THE GIRL AND THE GHOST
THE GHOST KNEW his master was about to die, and he wasn’t exactly
unhappy about it.
He knew that sounded bad. You’d think, after all those years
together, that even he might have felt a twinge of sadness about the
whole situation. But it’s hard to feel sorry for someone when: a)
you’re a ghost, and everyone knows ghosts don’t have hearts, and
b) that someone made her living out of forcing you to make other
people miserable.
He stared at her now as she lay on the narrow bed, gray and
gaunt in the light of the full moon, her breath rasping and shallow.
Watching her teeter slowly toward the end was a bit like watching a
grape slowly become a raisin: the years had sucked the life and
vitality out of her until she was nothing but a wrinkled shell of her
former self.
“Well,” she wheezed, squinting at him.
Well, he said.
“One more for the road, eh?” she said, nodding to the full moon
out the window.

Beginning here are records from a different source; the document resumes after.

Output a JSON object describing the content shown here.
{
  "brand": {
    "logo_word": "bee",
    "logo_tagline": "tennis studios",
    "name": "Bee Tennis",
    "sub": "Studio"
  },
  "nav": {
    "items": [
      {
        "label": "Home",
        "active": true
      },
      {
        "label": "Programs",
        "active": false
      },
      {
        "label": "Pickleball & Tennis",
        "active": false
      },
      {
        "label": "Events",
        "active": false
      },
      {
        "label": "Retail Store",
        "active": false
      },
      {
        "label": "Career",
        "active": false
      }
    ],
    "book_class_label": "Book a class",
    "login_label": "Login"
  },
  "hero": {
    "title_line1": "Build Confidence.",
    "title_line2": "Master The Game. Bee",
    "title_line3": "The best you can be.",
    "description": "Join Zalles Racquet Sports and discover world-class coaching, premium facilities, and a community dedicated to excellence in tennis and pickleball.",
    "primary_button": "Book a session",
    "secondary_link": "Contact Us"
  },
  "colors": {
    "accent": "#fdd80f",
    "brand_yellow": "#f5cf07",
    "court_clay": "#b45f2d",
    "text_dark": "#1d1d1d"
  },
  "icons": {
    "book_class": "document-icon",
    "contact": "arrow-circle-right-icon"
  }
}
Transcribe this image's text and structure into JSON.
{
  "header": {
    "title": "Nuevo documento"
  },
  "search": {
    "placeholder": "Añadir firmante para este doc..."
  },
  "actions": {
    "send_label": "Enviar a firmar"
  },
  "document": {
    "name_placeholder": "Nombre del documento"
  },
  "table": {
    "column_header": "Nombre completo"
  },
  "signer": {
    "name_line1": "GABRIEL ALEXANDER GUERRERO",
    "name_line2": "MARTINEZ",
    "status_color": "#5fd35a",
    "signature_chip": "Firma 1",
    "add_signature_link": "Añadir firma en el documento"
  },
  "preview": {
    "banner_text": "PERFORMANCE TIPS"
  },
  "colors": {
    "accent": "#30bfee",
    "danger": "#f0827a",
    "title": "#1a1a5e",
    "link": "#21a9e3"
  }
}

And she grimaced as she offered him the ring finger
of her right hand, as she had done so many times before.
The ghost nodded. It seemed frivolous, but after all, he still
needed to eat, whether or not his master lay dying. As he bent his
head over the wrinkled hand, his sharp little teeth pricking the skin
worn and calloused from time and use, the witch let out a sharp
breath. Her blood used to be rich and strong and so thick with her
magic that the ghost could get himself drunk on it, if he wasn’t
careful. Now all he tasted was the stale tang of age, the sour notesthat came with impending death, and a bitter aftertaste he couldn’t
quite place. Regret, perhaps.
It was the regret that was hardest to swallow.
The ghost drank nothing more than he had to, finishing quickly
and sealing the tiny pinpricks of his teeth on her skin with spit. It is
done, he told her, the words familiar as a favorite song, the ritual as
comforting as a warm blanket. And I am bound to you, until the end.
The witch patted his horned head gently. Her touch surprised him
—she had never been particularly affectionate. “Well,” she said, her
voice nothing more than a sigh. “The end is now.”
And she turned her head to the window, where the sun was just
rising over the cusp of the world, and died.